Bank appointed receivers have regained possession of the farm belonging to the Kingston family, former winners of RTE's 'Ireland's Fittest Family', the High Court has heard.

Last Thursday receivers, Kieran Wallace and David Swinburne of KPMG secured a temporary High Court injunction against Mr Peter Kingston, his wife Mrs Tracey Kingston, and their son Richard Kingston in respect of their 170ac farm at Craden Hill, Nohoval, Co. Cork.

The injunctions were sought after the receivers claimed the Kingstons had, earlier this month, unlawfully re-taken possession of the farmland Mr Swinburne and Mr Wallace had taken charge of last December.

The retaking of the farmland was something the Kingstons were not entitled to do and they were trespassing, it was claimed.

Today (Tuesday) when the matter returned before the court the President of the High Court Mr Justice Peter Kelly was informed the receivers had regained possession of the farmland last Friday.

Stephen Byrnes Bl for the receivers, who was appointed by ACC Loan Management said that the injunction was being complied with.

Peter Kingston told the court he was somewhat taken by surprise by the receivers proceedings as he had been away on a "religious retreat".

He accepted Mr Justice Kelly's contention the matter had not "come out of the blue" given there had been correspondence with the receiver's lawyers prior to the injunctions being sought.

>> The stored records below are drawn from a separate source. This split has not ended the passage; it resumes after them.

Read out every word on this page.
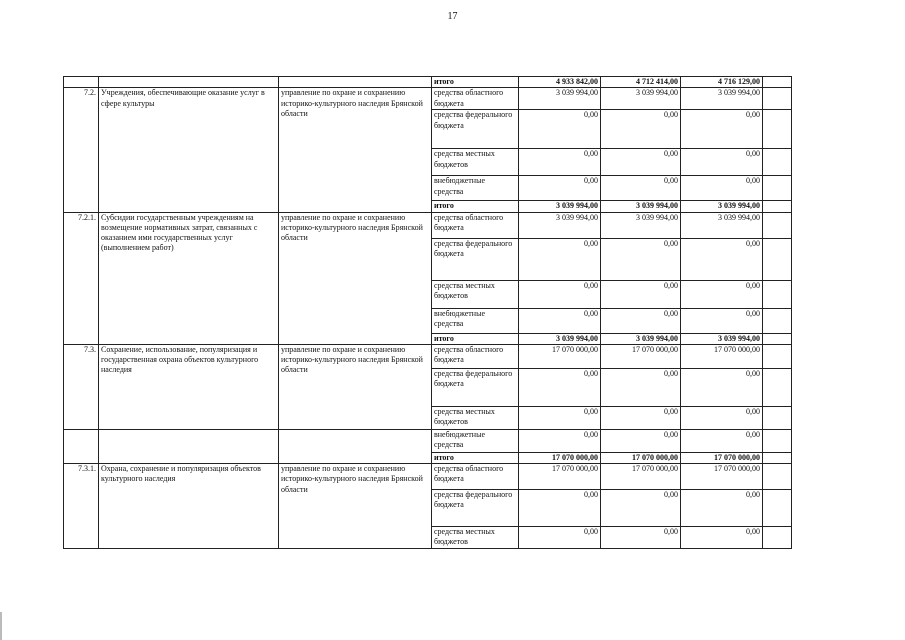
17
			итого	4 933 842,00	4 712 414,00	4 716 129,00	
7.2.	Учреждения, обеспечивающие оказание услуг в сфере культуры	управление по охране и сохранению историко-культурного наследия Брянской области	средства областного бюджета	3 039 994,00	3 039 994,00	3 039 994,00	
			средства федерального бюджета	0,00	0,00	0,00	
			средства местных бюджетов	0,00	0,00	0,00	
			внебюджетные средства	0,00	0,00	0,00	
			итого	3 039 994,00	3 039 994,00	3 039 994,00	
7.2.1.	Субсидии государственным учреждениям на возмещение нормативных затрат, связанных с оказанием ими государственных услуг (выполнением работ)	управление по охране и сохранению историко-культурного наследия Брянской области	средства областного бюджета	3 039 994,00	3 039 994,00	3 039 994,00	
			средства федерального бюджета	0,00	0,00	0,00	
			средства местных бюджетов	0,00	0,00	0,00	
			внебюджетные средства	0,00	0,00	0,00	
			итого	3 039 994,00	3 039 994,00	3 039 994,00	
7.3.	Сохранение, использование, популяризация и государственная охрана объектов культурного наследия	управление по охране и сохранению историко-культурного наследия Брянской области	средства областного бюджета	17 070 000,00	17 070 000,00	17 070 000,00	
			средства федерального бюджета	0,00	0,00	0,00	
			средства местных бюджетов	0,00	0,00	0,00	
			внебюджетные средства	0,00	0,00	0,00	
			итого	17 070 000,00	17 070 000,00	17 070 000,00	
7.3.1.	Охрана, сохранение и популяризация объектов культурного наследия	управление по охране и сохранению историко-культурного наследия Брянской области	средства областного бюджета	17 070 000,00	17 070 000,00	17 070 000,00	
			средства федерального бюджета	0,00	0,00	0,00	
			средства местных бюджетов	0,00	0,00	0,00	
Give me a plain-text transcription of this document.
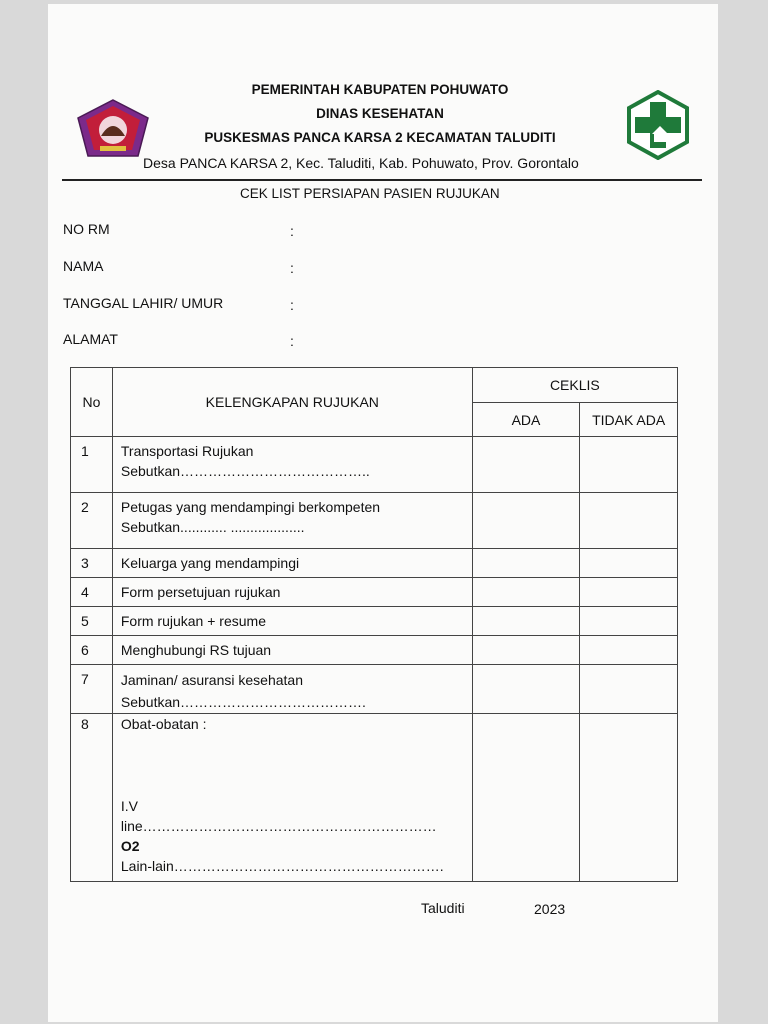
PEMERINTAH KABUPATEN POHUWATO
DINAS KESEHATAN
PUSKESMAS PANCA KARSA 2 KECAMATAN TALUDITI
Desa PANCA KARSA 2, Kec. Taluditi, Kab. Pohuwato, Prov. Gorontalo
CEK LIST PERSIAPAN PASIEN RUJUKAN
NO RM	:
NAMA	:
TANGGAL LAHIR/ UMUR	:
ALAMAT	:
No	KELENGKAPAN RUJUKAN	CEKLIS	
		ADA	TIDAK ADA
1	Transportasi Rujukan
Sebutkan…………………………………..		

2	Petugas yang mendampingi berkompeten
Sebutkan............ ...................		

3	Keluarga yang mendampingi		
4	Form persetujuan rujukan		
5	Form rujukan + resume		
6	Menghubungi RS tujuan		
7	Jaminan/ asuransi kesehatan
Sebutkan………………………………….		

8	Obat-obatan :
I.V
line………………………………………………………
O2
Lain-lain………………………………………………….		

Taluditi	2023
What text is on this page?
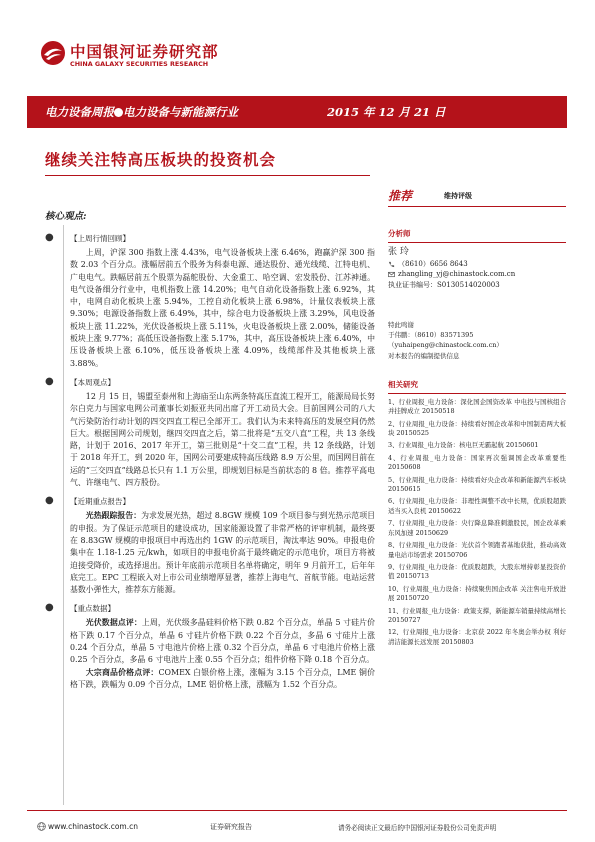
中国银河证券研究部
CHINA GALAXY SECURITIES RESEARCH
电力设备周报 电力设备与新能源行业	2015 年 12 月 21 日
继续关注特高压板块的投资机会
推荐	维持评级
核心观点:
● 【上周行情回顾】

上周，沪深 300 指数上涨 4.43%，电气设备板块上涨 6.46%，跑赢沪深 300 指数 2.03 个百分点。涨幅居前五个股务为科泰电源、通达股份、通光线缆、江特电机、广电电气。跌幅居前五个股票为磊舵股份、大金重工、哈空调、宏发股份、江苏神通。电气设备细分行业中，电机指数上涨 14.20%；电气自动化设备指数上涨 6.92%，其中，电网自动化板块上涨 5.94%，工控自动化板块上涨 6.98%，计量仪表板块上涨 9.30%；电源设备指数上涨 6.49%，其中，综合电力设备板块上涨 3.29%，风电设备板块上涨 11.22%，光伏设备板块上涨 5.11%，火电设备板块上涨 2.00%，储能设备板块上涨 9.77%；高低压设备指数上涨 5.17%，其中，高压设备板块上涨 6.40%，中压设备板块上涨 6.10%，低压设备板块上涨 4.09%，线缆部件及其他板块上涨 3.88%。

● 【本周观点】

12 月 15 日，锡盟至泰州和上海庙至山东两条特高压直流工程开工，能源局局长努尔白克力与国家电网公司董事长刘振亚共同出席了开工动员大会。目前国网公司的八大气污染防治行动计划的四交四直工程已全部开工。我们认为未来特高压的发展空间仍然巨大。根据国网公司规划，继四交四直之后，第二批将是“五交八直”工程，共 13 条线路，计划于 2016、2017 年开工，第三批则是“十交二直”工程，共 12 条线路，计划于 2018 年开工，到 2020 年，国网公司要建成特高压线路 8.9 万公里，而国网目前在运的“三交四直”线路总长只有 1.1 万公里，即规划目标是当前状态的 8 倍。推荐平高电气、许继电气、四方股份。

● 【近期重点报告】

光热跟踪报告：为求发展光热，超过 8.8GW 规模 109 个项目参与到光热示范项目的申报。为了保证示范项目的建设成功，国家能源设置了非常严格的评审机制，最终要在 8.83GW 规模的申报项目中再选出约 1GW 的示范项目，淘汰率达 90%。申报电价集中在 1.18-1.25 元/kwh，如项目的申报电价高于最终确定的示范电价，项目方将被迫接受降价，或选择退出。预计年底前示范项目名单将确定，明年 9 月前开工，后年年底完工。EPC 工程嵌入对上市公司业绩增厚显著，推荐上海电气、首航节能。电站运营基数小弹性大，推荐东方能源。

● 【重点数据】

光伏数据点评：上周，光伏级多晶硅料价格下跌 0.82 个百分点，单晶 5 寸硅片价格下跌 0.17 个百分点，单晶 6 寸硅片价格下跌 0.22 个百分点，多晶 6 寸硅片上涨 0.24 个百分点，单晶 5 寸电池片价格上涨 0.32 个百分点，单晶 6 寸电池片价格上涨 0.25 个百分点，多晶 6 寸电池片上涨 0.55 个百分点；组件价格下降 0.18 个百分点。

大宗商品价格点评：COMEX 白银价格上涨，涨幅为 3.15 个百分点，LME 铜价格下跌，跌幅为 0.09 个百分点，LME 铝价格上涨，涨幅为 1.52 个百分点。

分析师
张 玲
（8610）6656 8643
zhangling_yj@chinastock.com.cn
执业证书编号：S0130514020003
特此鸣谢
于伟鹏：（8610）83571395
（yuhaipeng@chinastock.com.cn）
对本报告的编制提供信息
相关研究
1、行业周报_电力设备：深化国企国资改革 中电投与国核组合并挂牌成立 20150518
2、行业周报_电力设备：持续看好国企改革和中国制造两大板块 20150525
3、行业周报_电力设备：核电巨无霸起航 20150601
4、行业周报_电力设备：国家再次强调国企改革重要性 20150608
5、行业周报_电力设备：持续看好央企改革和新能源汽车板块 20150615
6、行业周报_电力设备：非理性调整不改中长期，优质股超跌适当买入良机 20150622
7、行业周报_电力设备：央行降息降准刺激股民，国企改革乘东风加速 20150629
8、行业周报_电力设备：光伏首个领跑者基地获批，推动高效量电站市场需求 20150706
9、行业周报_电力设备：优质股超跌，大股东增持彰显投资价值 20150713
10、行业周报_电力设备：持续聚焦国企改革 关注售电开放进展 20150720
11、行业周报_电力设备：政策支撑，新能源车销量持续高增长 20150727
12、行业周报_电力设备：北京获 2022 年冬奥会举办权 利好清洁能源长远发展 20150803
www.chinastock.com.cn	证券研究报告	请务必阅读正文最后的中国银河证券股份公司免责声明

Peter Kingston said he went back onto the land to deal with ragwort growth and to feed some 25 cats on the farm.

Kingston, who said he wanted to add the bank to the proceedings, also said that he "took exception" to certain claims made on behalf of the receivers.

These included that the farm, which included 1,000 head of cattle, was in a poor state of affairs and required considerable expense to rectify, when they took possession of it late last year.

He said some 11 cattle had died in the six months prior to him handing over possession last December. Since the receivers took possession some 200 had died, he said.

Mr Byrnes told the court that any suggestion the farm was not in a poor state with they took possession last year would be "hotly contested," by his clients.

Mr Justice Kelly agreed to adjourn the case for two weeks, with the injunction to remain in place against all parties. This was to allow prepare a sworn statement in response to the receivers claims. An application to have the injunctions put in place pending the outcome of the action will be heard on that date, the President said.

The injunction requires the Kingstons to return possession of the farmland to the receivers. They were also prevented from interfering with the receiver's work and could not place any cattle on the lands. The receivers had claimed that the Kingstons had threatened to put cattle back on the land.

ACC, which is owed €2.4m by Peter and Tracey Kingston, arising out of two mortgage agreements the parties had entered into in 2007 and 2008. The farmland was put up as security for the mortgages.

After a demand for repayment was not satisfied ACC secured judgment against the couple, and appointed receivers over the farmland. The Kingstons did not challenge the receiver's appointment.

The Kingston's farm was at the centre of separate but related High Court proceedings earlier this year.

In April, Cork County Sheriff Sinead McNamara, who was in the process of selling the Kingstons herd of 1000 cattle, secured injunctions against businessman Jerry Beades and his New Land League group.

It was claimed Mr Beades and members of his group had engaged in protest over the proposed sale of the Kingston's. The Sheriff sought and was granted an injunction by the High Court preventing anyone interfering with the auction.

It was claimed Mr Beades and members of his group turned up outside the farm resulting in considerable disruption to the sale. Mr Beades opposed the application and denied any wrongdoing. The Kingstons were not parties to that action.